Recebi a notícia. Fiquei atônito. Como pode?
É inacreditável! - pensei com meus botões. Minha
pressão subiu, desceu, sei lá!

Era o tipo de colega que você não sabe de onde veio
e pra onde vai. Mas em todo final de expediente nos
reuníamos no bar. E, para complementar, o corpo
já estava sendo velado no Velório Municipal a
12 quadras de casa.

O Barros morreu.

Veio-me a lembrança da noite anterior
em que estávamos no Bar do Ceará rindo à toa,
comendo um churrasquinho, contando piadas,
discutindo futebol, tomando umas 'brejas'. E o mais
importante: falando de mulheres em geral. Não!-
de uma em especial que o Barros colocava acima do
bem e do mal. Seus olhos lacrimejavam quando falava
dela sem citar o nome. Não sabia de quem se
tratava, mas o consolava mesmo assim. Não me eram
novidadeiras suas palavras. Não. Quantas e quantas
noites 'de pileque' fui seu confidente. E de pileque em
pileque uma frase que toda vez me dizia: "Frederico,
se eu morrer gostaria que você, um cara do seu tipo,
ficasse com ela. Mas vou durar mais 50 anos" . E ria.
Eu sempre o indagava a respeito da amante misteriosa.
Ele respondia: "É um amor impossível. Ela tem um caso.
E eu sou bem casado, tenho família. Que sinuca de bico,
cara."


Despedi-me de minha esposa. Disse-lhe que ficaria
fora a noite toda. Cheguei ao velório. Tirei meu lenço
cheirando a naftalina do bolso. E chorei de emoção.
Não pude me conter. O Barros - um cara forte, um
touro - ali dentro do caixão com as mãos sobrepostas
no peito; aquele terno azul marinho italiano; aquela
camisa branca de linho e uma gravata azul celeste
com listras diagonais azul rei. Sim, aquele terno que
nunca havia usado, pois guardava-o para uma ocasião
especial: o dia em que se via no altar com a amante
misteriosa.


Muitos desconhecidos abraçaram-me. Como o Barros
tinha amigos. O salão estava lotado. Eram vizinhos,
parentes, colegas de bar e trabalho. Todos em grupos
bem definidos. Abraçada ao caixão, consolada pelo
casal de filhos, sua esposa. Fiquei perplexo. Quantas
vezes saíra com ela, a Clara. O remorso tomou conta
de mim. Não tive coragem de me aproximar para
dar-lhe as condolências. Apenas trocamos olhares.

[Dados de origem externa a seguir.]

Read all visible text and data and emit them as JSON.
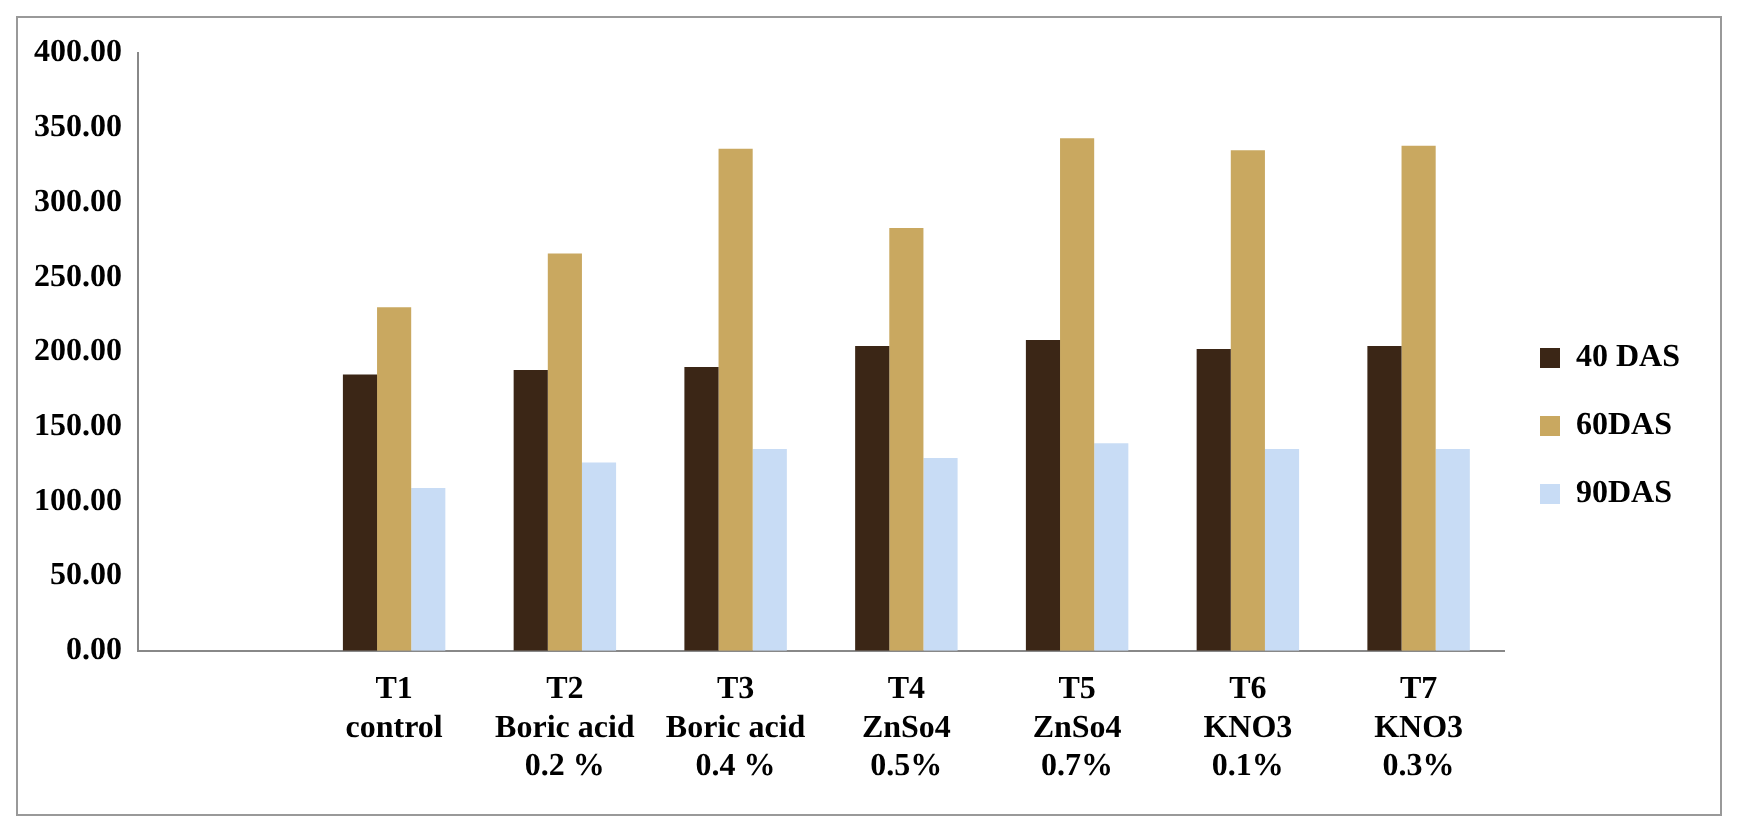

Lá pela uma da 'matina' chega ao velório a Rosinete.
Linda, toda perua. Aquele rosto angelical e safado ao
mesmo tempo. E, para espanto de todos e da esposa,
chorava tanto que só pegando uma bacia para recolher
suas lágrimas. Veio em minha direção porque, ali, só
conhecia a mim.


Oi Fred (com olhar abatido, humilhado).
Oi Rose (com olhar desconfiado).


Ficamos calados. A Rose olhava pro caixão e em seguida
pra mim. E eu o inverso. Passou-se 30 minutos, até que
ela quebrou o silêncio:


- Vamos embora, Fred.
- Vamos.


A pé saímos às escondidas. Paramos numa lanchonete
da avenida Fernando Pessoa, a principal via aqui em
Pau Arcado. Ela pediu um chope com batatas fritas. Eu,
um café expresso duplo. Afinal estava com sono, abatido
e com o coração sangrando. Fora o pesadelo em saber
que a Clara era esposa do Barros... E uma pergunta dentro
de mim. Perguntei:


- Rose, de onde vocês se conheciam já que ele morreu?
- É uma longa história, querido. Era um colega de trabalho.
Deixa pra lá. Vamos fazer amor... assim esquecemos.
- Rose? - como você pode pensar nisso agora? O Barros,
meu amigo... estou triste, sem inspiração.
- Estou inconformada e isso me excita.


Saímos abraçados da lanchonete. Fomos a um hotel
barato perto da estação de trem. Ficamos até ás 4
da matina. A Rose estava insaciável. Fiz companhia
a ela até ao ponto de ônibus. Despedi-me.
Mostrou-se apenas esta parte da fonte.